The elevator stopped again and opened into a long, wide corridor. El stepped out and headed toward a distant doorway, the two students following.
Basil said, “How is this done? How is it you can hide an entire city here in the mountains? And you said something about Thespar?”
“Thespar owns all of this. The joy of bureaucracy! I’ll give you a little history lesson. For years, some of the scientists and other people working for Thespar grew increasingly alarmed at the direction the League was taking, insofar as government power. They had access to StarCen’s core. Thespar computer engineers designed StarCen 1.0 back in the day, and they’ve been here for every upgrade. They could see what the League was using the AI for, how it was becoming a tool of oppression and control.
“So, a few of them decided to do something about it. They had to approach everything in utmost secrecy. They siphoned off funds through ghost budgets and had this facility built. The upper levels were already in place to serve as a site for one of StarCen’s core locations. They simply upgraded the facilities in secret.
“Around the time war broke out with the Republic, they made some modifications to StarCen, working carefully so nothing would be noticed. We also made some key allies around that time, gaining valuable assets in the field. Our modifications are such that it is very difficult for anyone outside the loop to realize they have been performed.”

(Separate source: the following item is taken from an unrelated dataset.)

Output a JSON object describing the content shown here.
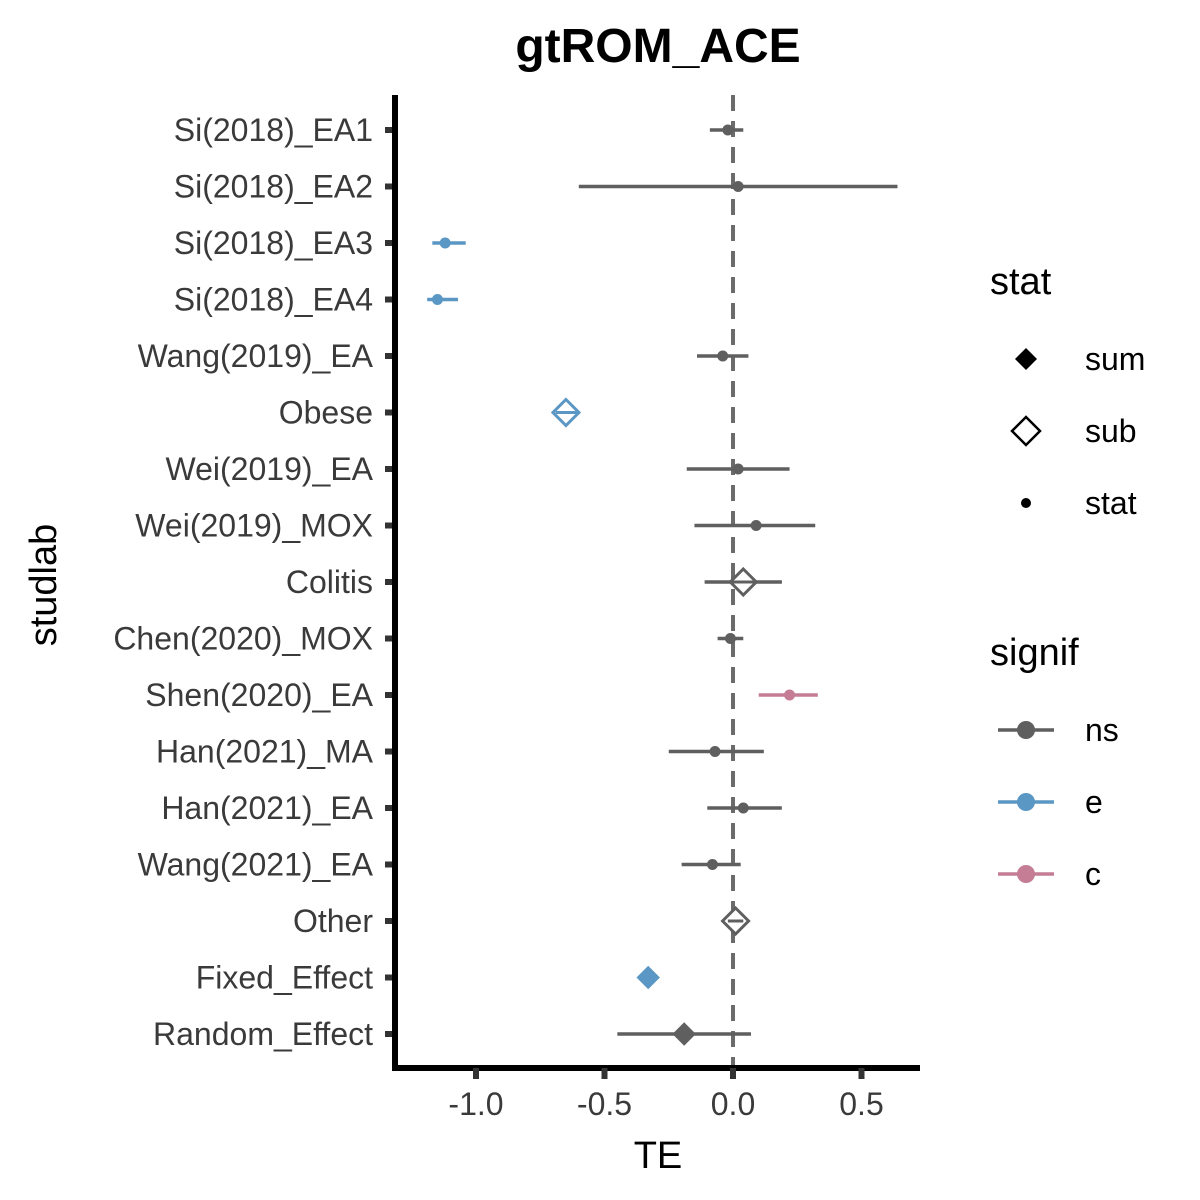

She stopped as they came to the double doors. She placed a hand on the palm panel and the doors slid open. They walked inside another large room and looked down at StarCen’s core.
It reminded Lexi of a giant gray egg, with multi-colored node clusters that looked like jellybeans on the biomatter’s surface. That was the first thought that came to her: a giant gray egg covered in bright clusters of jellybeans.
El said, “This is one of StarCen’s cores. She has several, on Epsilon and the other primary planets. But this one is completely under our control. From here, we can make modifications if we need to. It’s a very tricky process, because we have to be careful and make sure no one can tell the modifications have been made. But, our people are very good and mindful of details.”
She made a gesture, pointing at a far wall. Lexi and Basil looked and saw a glass window, with people sitting at a control board. One of them waved. Lexi waved back.
Basil looked at the core, then at the window and the people behind it.
He said, “I would very much like to be on the team that hacks StarCen.”
El smiled. She said, “We’ll find places for you both. I’m sure you will be very useful.”